Il Miracolo eucaristico di Faverney contribuì a placare il calvinismo dilagante, alla fine del XVI secolo. Il calvinismo aveva preso piede in Francia e anche in molti Ordini religiosi, come quello Benedettino dell’abbazia di Faverney (che ospitava sei religiosi e due novizi), dove la fede veniva ormai vissuta in maniera alquanto blanda, nello scoraggiamento e nell’avvilimento crescente.
Si manteneva, quasi per inerzia, il culto a Maria e al Santissimo Sacramento, che veniva regolarmente esposto a Pentecoste e per i due giorni successivi.
Il 25 Maggio del 1608 era proprio il giorno di Pentecoste e il priore Don Sarron dell’abbazia di Faverney aveva preparato l’altare per l’Adorazione Eucaristica.
La mattina seguente, però, la trovò piena di fumo, con l’altare completamente bruciato.
Il sagrestano, allora, corse a svegliare i confratelli e poi, in compagnia di un novizio, ritornò in chiesa, per accertarsi definitivamente dell’accaduto.
La gente cominciò ad arrivare da tutte le parti, perché la notizia del miracolo si sparse velocemente.
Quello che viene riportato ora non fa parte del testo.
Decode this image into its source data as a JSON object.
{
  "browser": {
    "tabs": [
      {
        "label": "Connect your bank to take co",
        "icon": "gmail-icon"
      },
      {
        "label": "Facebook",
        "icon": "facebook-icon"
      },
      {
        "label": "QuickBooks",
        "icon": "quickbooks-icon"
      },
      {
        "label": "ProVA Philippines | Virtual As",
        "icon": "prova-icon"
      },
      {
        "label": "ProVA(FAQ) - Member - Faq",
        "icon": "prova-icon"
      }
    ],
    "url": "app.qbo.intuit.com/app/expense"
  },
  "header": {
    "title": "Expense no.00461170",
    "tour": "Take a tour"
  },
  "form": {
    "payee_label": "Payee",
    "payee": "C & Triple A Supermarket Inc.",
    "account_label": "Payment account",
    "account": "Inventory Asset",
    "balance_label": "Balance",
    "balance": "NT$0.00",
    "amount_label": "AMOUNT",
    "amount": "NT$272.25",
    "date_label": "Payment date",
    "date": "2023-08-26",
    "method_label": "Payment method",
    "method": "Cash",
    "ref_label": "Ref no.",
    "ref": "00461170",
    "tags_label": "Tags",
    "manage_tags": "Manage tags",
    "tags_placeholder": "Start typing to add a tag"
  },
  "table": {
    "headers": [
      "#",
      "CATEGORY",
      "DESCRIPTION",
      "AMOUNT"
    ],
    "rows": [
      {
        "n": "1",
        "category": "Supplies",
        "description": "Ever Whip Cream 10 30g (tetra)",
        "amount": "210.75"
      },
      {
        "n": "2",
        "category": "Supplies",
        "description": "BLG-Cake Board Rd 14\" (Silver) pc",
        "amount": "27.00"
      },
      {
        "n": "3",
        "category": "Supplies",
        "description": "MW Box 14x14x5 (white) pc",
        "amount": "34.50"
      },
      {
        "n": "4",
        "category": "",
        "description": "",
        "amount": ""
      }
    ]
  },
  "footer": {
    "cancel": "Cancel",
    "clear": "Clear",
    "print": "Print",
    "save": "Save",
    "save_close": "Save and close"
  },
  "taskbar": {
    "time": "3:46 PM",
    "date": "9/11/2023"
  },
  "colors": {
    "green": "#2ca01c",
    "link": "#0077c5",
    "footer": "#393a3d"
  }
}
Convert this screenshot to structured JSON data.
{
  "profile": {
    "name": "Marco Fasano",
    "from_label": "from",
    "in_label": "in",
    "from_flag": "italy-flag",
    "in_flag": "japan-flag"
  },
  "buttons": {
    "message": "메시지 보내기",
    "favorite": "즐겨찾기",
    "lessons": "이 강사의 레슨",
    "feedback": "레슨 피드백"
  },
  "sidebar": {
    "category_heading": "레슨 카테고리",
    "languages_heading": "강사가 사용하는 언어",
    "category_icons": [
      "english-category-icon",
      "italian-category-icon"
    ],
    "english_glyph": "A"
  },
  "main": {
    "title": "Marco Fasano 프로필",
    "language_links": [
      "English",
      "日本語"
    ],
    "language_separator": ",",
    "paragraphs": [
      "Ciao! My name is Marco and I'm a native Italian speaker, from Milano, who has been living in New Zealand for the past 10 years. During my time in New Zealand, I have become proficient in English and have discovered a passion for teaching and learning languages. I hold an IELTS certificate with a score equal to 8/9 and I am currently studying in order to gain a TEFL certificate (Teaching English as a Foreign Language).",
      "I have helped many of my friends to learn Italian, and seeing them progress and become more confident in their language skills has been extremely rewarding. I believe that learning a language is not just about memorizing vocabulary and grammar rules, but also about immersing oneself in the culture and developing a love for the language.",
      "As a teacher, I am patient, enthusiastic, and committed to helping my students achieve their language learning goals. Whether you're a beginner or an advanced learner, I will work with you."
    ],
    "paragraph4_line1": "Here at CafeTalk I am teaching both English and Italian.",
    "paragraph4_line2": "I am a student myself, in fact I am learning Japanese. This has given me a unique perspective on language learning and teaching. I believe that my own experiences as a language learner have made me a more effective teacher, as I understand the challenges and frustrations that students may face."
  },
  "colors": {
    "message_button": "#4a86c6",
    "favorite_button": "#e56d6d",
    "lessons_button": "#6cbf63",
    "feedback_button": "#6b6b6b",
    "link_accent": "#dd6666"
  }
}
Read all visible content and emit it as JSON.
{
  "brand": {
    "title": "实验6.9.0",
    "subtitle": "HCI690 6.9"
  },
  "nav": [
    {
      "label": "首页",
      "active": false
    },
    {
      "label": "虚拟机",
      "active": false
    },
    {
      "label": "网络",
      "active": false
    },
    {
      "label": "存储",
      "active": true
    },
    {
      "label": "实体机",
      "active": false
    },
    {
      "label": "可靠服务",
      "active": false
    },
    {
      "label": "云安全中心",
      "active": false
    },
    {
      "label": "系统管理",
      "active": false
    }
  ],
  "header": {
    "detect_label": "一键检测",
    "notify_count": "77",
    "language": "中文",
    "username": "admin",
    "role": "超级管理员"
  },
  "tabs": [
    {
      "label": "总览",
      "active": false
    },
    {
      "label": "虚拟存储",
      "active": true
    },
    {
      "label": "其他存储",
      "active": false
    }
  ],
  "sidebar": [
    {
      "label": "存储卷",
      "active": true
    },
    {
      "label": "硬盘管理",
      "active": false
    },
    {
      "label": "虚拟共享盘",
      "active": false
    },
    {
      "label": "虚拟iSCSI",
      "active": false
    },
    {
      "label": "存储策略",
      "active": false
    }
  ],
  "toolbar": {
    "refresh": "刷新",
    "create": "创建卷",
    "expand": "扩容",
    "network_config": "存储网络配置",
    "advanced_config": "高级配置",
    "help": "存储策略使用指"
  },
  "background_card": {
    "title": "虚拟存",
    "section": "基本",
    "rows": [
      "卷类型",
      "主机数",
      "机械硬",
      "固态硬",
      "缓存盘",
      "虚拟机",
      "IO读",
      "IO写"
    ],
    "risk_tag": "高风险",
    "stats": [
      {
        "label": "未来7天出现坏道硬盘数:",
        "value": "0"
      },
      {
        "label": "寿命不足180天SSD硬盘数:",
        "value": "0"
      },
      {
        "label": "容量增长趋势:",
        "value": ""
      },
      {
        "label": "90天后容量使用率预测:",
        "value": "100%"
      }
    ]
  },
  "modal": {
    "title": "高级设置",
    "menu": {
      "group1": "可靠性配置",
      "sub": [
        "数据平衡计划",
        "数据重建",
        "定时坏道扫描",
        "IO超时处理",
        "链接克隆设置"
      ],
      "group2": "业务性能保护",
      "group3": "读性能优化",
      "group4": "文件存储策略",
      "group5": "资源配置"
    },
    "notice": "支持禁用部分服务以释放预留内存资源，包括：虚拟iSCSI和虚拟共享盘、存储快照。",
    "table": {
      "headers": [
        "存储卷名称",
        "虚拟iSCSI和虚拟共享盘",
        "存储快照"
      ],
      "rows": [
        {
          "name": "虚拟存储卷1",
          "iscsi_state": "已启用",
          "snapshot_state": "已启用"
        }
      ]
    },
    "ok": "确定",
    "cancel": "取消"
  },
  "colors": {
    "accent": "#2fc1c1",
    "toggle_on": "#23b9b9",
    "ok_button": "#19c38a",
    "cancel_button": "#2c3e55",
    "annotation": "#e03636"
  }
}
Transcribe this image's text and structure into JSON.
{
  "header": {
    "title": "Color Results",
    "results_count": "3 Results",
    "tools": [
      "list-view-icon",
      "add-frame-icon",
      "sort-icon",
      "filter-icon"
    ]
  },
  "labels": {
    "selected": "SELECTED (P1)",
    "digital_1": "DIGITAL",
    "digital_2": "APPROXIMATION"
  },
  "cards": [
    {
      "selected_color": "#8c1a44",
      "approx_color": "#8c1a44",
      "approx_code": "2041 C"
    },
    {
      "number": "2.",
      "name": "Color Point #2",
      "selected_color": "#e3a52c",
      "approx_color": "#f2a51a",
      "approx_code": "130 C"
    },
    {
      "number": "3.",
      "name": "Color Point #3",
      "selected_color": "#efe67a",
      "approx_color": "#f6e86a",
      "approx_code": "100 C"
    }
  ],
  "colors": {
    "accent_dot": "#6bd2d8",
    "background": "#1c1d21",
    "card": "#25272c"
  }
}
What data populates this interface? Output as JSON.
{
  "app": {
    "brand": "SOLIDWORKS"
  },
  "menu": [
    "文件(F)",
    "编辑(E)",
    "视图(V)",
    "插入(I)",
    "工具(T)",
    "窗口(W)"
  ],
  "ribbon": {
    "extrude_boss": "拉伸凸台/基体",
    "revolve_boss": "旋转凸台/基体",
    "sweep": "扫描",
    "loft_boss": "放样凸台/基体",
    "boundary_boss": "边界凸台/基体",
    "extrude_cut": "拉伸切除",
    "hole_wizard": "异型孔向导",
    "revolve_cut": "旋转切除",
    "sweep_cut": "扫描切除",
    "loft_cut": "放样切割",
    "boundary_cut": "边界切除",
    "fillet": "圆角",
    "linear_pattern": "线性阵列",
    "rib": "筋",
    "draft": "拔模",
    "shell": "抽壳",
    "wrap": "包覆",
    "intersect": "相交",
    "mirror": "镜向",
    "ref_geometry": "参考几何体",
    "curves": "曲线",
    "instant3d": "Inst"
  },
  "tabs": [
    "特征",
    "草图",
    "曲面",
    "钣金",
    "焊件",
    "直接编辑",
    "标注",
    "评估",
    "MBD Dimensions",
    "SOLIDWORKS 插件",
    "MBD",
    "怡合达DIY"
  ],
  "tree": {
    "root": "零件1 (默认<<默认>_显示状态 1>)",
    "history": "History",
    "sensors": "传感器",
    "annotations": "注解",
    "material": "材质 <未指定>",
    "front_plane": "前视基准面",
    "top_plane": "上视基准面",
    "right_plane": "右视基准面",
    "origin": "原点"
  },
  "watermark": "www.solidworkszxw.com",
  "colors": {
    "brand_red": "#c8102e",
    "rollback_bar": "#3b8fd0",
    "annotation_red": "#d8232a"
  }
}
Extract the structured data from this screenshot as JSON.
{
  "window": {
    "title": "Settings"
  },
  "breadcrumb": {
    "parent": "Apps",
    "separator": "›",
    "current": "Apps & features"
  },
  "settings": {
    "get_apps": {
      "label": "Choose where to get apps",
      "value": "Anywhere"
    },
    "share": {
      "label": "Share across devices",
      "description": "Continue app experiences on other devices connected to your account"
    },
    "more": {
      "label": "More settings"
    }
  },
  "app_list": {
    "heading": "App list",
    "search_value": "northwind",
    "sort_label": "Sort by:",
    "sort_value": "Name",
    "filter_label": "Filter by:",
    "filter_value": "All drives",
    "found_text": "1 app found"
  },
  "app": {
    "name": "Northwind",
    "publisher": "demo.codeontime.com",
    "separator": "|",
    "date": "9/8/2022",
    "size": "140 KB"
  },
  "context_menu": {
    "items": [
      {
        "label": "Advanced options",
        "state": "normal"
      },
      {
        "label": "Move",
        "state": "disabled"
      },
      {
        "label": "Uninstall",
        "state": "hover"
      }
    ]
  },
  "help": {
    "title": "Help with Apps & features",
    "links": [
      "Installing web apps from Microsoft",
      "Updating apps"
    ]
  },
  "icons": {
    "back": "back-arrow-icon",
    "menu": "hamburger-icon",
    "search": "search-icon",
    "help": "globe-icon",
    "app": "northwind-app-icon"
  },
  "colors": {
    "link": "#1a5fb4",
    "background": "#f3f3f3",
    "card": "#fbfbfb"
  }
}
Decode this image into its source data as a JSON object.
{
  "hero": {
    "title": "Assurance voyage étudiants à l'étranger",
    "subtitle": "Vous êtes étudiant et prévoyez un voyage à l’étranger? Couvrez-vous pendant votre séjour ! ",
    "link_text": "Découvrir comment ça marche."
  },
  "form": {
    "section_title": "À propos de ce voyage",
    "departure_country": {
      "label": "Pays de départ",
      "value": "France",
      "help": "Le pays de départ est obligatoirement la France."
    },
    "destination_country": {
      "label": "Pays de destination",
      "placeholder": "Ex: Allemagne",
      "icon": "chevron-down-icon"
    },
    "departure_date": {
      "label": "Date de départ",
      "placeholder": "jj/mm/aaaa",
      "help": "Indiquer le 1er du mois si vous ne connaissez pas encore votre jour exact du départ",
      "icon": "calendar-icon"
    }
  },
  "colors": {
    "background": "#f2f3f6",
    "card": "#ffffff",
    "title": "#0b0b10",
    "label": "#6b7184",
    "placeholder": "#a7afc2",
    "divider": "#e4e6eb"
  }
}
Tutte le chiese della zona e i loro fedeli e prelati si misero in preghiera.
Il 27 Maggio, quindi il giorno dopo, i Benedettini, insieme ad alcuni cappuccini intervenuti sul posto, scrissero una relazione per testimoniare il miracolo avvenuto.
Alla Santa Messa successiva, celebrata dal parroco nell’abbazia di Faverney, i ceri dell’altare cominciarono a spegnersi. Accadde per più volte, nonostante il sagrestano li riaccendesse.
Il parroco, intanto, aveva alzato l’ostia, per la consacrazione e, nell’abbassarla, anche l’ostensorio sospeso in aria si depose delicatamente sull’altare.
L’evento era avvenuto in una chiesa dedicata a Maria e il fuoco dell’incendio aveva risparmiato anche le reliquie e la bolla delle indulgenze, esposte solitamente per l’Adorazione: simboli fortemente denigrati e discussi dai calvinisti.